Originally appeared online in the teen series: Your Healings - June 11, 2019

LISA ANDREWS—STAFF

For as long as I can remember, I’d had a fear of heights. When I was little, I’d want to climb a tree or scramble up the rocks on our family’s property, but this fear of being up high would hold me back.  

Finally, I decided that I’d had enough, so I went on a Girl Scout trip that was focused on climbing and rappelling. I thought that forcing myself to face my fear head-on would help me overcome it faster, but it didn’t; it just made things harder. 

On the trip, I had to climb big rock walls and go beyond my comfort zone into my danger zone. On one ascent, I happened to look down at the ground from where I was, and my heart started pounding. I tried to talk to my troop leader about it, but all she said was that I would just have to deal with it. She didn’t offer any help.

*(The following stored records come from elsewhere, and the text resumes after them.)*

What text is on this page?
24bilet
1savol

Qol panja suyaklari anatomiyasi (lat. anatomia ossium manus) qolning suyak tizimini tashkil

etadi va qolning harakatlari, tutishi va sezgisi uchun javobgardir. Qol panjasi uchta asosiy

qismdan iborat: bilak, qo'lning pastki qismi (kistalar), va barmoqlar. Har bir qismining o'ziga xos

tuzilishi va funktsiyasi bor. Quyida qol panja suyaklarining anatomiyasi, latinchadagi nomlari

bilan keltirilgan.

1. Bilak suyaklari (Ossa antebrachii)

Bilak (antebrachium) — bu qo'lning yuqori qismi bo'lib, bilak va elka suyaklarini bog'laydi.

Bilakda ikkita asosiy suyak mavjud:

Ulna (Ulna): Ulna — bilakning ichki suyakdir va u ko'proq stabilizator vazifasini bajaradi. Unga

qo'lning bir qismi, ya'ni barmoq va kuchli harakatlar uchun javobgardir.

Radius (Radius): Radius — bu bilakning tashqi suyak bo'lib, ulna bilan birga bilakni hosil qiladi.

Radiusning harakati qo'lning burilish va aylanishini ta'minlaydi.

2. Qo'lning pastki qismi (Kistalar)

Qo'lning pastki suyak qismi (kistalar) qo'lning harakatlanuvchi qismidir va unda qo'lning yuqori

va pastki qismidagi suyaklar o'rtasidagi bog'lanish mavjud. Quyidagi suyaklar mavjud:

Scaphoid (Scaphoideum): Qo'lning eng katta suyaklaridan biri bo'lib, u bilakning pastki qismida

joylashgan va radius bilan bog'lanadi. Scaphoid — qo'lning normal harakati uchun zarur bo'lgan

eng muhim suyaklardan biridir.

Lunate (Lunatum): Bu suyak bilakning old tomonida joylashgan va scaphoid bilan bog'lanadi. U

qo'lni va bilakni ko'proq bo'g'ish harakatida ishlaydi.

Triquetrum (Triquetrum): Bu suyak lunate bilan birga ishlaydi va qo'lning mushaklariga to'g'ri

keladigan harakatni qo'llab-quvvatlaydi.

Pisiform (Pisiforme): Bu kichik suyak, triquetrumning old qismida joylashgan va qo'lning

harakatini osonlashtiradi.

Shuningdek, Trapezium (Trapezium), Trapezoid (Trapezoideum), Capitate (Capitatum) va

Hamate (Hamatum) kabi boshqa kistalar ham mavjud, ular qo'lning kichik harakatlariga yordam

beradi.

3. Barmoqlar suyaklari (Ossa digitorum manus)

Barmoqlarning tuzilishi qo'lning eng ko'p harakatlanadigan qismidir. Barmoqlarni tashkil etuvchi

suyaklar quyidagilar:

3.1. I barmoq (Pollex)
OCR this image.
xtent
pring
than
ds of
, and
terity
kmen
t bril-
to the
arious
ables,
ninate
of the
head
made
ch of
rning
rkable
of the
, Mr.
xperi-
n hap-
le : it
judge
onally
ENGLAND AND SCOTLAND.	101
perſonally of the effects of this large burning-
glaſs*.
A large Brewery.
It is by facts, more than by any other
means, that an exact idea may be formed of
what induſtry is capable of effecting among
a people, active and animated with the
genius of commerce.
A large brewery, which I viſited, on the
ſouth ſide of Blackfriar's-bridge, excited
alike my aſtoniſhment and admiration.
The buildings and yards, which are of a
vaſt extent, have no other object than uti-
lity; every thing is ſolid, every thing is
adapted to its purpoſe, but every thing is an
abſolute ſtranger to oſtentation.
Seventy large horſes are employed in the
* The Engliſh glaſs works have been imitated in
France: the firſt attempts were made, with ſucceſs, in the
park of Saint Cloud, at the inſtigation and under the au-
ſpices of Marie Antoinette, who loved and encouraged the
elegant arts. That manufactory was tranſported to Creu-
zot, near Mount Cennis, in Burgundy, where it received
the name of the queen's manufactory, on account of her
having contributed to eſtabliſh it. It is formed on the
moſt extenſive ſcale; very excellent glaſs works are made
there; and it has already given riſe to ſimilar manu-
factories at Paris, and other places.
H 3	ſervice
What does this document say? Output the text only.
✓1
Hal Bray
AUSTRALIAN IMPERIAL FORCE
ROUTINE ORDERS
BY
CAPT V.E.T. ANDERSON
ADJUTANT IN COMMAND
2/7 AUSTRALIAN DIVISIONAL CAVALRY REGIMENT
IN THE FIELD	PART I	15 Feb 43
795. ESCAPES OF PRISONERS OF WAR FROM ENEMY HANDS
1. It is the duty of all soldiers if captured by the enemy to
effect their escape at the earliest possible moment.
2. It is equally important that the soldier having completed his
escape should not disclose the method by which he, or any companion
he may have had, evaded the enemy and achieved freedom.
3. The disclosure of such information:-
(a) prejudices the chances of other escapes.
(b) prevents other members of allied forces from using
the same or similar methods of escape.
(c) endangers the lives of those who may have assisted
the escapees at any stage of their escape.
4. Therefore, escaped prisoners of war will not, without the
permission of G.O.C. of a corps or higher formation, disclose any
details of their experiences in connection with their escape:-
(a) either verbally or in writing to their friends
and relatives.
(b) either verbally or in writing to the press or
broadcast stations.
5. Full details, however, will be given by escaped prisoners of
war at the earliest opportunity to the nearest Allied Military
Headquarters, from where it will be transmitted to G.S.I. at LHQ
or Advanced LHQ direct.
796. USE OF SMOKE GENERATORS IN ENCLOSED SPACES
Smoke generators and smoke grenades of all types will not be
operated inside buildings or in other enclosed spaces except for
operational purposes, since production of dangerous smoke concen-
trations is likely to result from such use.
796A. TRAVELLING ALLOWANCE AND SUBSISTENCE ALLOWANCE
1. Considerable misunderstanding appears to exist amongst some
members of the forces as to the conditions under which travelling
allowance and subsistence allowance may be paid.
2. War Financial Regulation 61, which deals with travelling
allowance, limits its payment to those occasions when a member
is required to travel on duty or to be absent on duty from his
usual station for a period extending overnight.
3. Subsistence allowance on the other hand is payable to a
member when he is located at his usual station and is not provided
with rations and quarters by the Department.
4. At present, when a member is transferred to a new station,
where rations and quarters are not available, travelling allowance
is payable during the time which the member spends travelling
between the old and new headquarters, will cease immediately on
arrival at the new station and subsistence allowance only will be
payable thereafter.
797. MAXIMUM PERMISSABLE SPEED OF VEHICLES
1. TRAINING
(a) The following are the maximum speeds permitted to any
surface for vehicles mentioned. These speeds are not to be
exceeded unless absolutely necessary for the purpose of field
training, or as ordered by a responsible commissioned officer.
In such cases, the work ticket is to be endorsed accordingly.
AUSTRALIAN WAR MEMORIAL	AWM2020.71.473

This made me want to give up, and for a while after this experience I did. 

The next summer, I decided to go to a camp for Christian Scientists and join a wilderness program to try again to work through this fear. On the second day, my group and I were climbing a tall fireplace inside a lodge. It was almost my turn, and the fear was hitting me—overwhelming me. I decided to climb the fireplace anyway and try to push through. But when I got about ten feet off the ground, I started to flip out. 

This time, though, I got support from my counselor, who shared some spiritual ideas to help me. From attending the Christian Science Sunday School, I knew that these ideas were powerful and could help me have a complete healing of the fear.

One of the ideas the counselor shared was that I was climbing “the heights of Mind” (Violet Hay, Christian Science Hymnal, No. 136, © CSBD). Mind is another name for God, and this reassured me that I could never be out of God’s care, or be anywhere where God wasn’t keeping me completely safe. She also told me that I was climbing to express God. To me this meant that my climbing was an expression of qualities of God like strength, safety, and joy—not fear. 

I kept praying with these ideas, and later that week we went to Arkansas to climb real rock walls and cliffs. We began by climbing a smaller wall to prepare ourselves for the bigger ones. I felt doubtful that I could climb it, and I almost let the fear overwhelm me. But then I remembered what my counselor had said—that I was there to express God. That changed my focus, and I was able to climb to the top of the cliff and see the beautiful view.

In that moment at the top, I felt completely free from the fear, and I knew that I was going to continue to be free—that I had the power from God to not let the fear ever get to me again. 

 I had the power from God to not let the fear ever get to me again.

As I came back down, I was thinking about what my spiritual breakthrough had been, and I realized that I had stopped accepting the fear as my own. Instead of seeing it as part of my thoughts or identity, I recognized that it was a negative thought coming at me, and that because it wasn’t from God, it was powerless. Only God, good, has power, so only good thoughts have any power. And those are the only thoughts I was going to listen to. When I was back on the ground, I told my counselor my realization and said I wanted to do more climbing.

I was healed that day, and the fear has not come back. From this experience, I learned how to face other fears in other experiences and overcome them, too.